Pure White vs Steam
Where Pure White belongs to Sherwin-Williams's range, Steam is a Tikkurila color. Hue-wise, Pure White belongs to the beige-greige family and Steam to the greige-white family. Pure White (LRV 84) reflects noticeably more light than Steam (LRV 79), a difference of 5 points that becomes especially apparent in rooms with limited natural light. At ΔE 2.1, these are close — the kind of difference that matters when choosing between them, but doesn't read strongly in a finished room. Below you'll find 2 real-room photo comparisons where both colors appear side by side, plus 5 simulated room previews.
Pure White vs Steam in Real Spaces
2 real rooms side by side. Pure White and Steam are close enough that the difference can be hard to judge from a chip alone — these photos show how each reads at scale, across different spaces and lighting conditions.
Living Room
In a living room, color works across both daylight and evening light — the same wall can read very differently at noon and at 8pm. The brightness difference is modest but present — Pure White gives the walls a little more lift.
Bedroom
The context that matters most in a bedroom is how a color reads under a bedside lamp at night, not under noon daylight. Pure White reads slightly lighter here — a subtle but real difference in how open the space feels.
Color Details
Pure White vs Steam Simulated Comparison
5 simulated room previews — drag the slider on each to see Pure White on one side and Steam on the other.
Digital color is approximate.
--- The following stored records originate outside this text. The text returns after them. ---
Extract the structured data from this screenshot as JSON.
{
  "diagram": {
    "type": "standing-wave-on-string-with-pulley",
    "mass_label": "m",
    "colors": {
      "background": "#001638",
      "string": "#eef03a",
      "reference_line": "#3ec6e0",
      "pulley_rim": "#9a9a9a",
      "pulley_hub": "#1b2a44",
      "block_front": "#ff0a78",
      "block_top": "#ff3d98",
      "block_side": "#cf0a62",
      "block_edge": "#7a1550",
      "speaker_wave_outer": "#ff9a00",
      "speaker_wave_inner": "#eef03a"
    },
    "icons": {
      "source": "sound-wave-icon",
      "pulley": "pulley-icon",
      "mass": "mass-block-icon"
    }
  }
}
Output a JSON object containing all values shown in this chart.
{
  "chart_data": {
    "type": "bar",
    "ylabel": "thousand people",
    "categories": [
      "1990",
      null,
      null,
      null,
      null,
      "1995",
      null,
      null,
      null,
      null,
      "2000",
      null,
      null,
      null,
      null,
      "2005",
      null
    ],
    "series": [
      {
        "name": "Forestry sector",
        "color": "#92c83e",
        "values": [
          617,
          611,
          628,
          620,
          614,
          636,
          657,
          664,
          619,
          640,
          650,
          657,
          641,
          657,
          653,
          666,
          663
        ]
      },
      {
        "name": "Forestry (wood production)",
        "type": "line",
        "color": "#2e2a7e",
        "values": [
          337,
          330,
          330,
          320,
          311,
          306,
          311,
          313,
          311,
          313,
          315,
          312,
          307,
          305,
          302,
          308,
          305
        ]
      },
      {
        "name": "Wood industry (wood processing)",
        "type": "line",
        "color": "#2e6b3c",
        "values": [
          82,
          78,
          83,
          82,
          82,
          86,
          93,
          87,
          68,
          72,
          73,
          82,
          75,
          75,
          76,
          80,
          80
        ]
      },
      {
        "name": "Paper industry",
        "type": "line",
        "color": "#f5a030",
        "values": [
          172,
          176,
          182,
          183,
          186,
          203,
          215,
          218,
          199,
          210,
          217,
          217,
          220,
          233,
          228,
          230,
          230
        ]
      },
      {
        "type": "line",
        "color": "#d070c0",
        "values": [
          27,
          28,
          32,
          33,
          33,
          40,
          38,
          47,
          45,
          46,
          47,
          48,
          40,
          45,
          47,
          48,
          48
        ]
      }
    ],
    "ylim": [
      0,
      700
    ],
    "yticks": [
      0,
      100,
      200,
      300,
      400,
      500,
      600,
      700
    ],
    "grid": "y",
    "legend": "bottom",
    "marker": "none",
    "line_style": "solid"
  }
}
These simulations are generated from the manufacturer's hex values and overlaid on grayscale room photos — your screen's calibration, brightness, and viewing angle all affect how they render. Before committing to either color, test physical samples in your own space under the light you actually live with.
More Pure White comparisons
See how Pure White stacks up against other well-photographed colors across different brands and tones.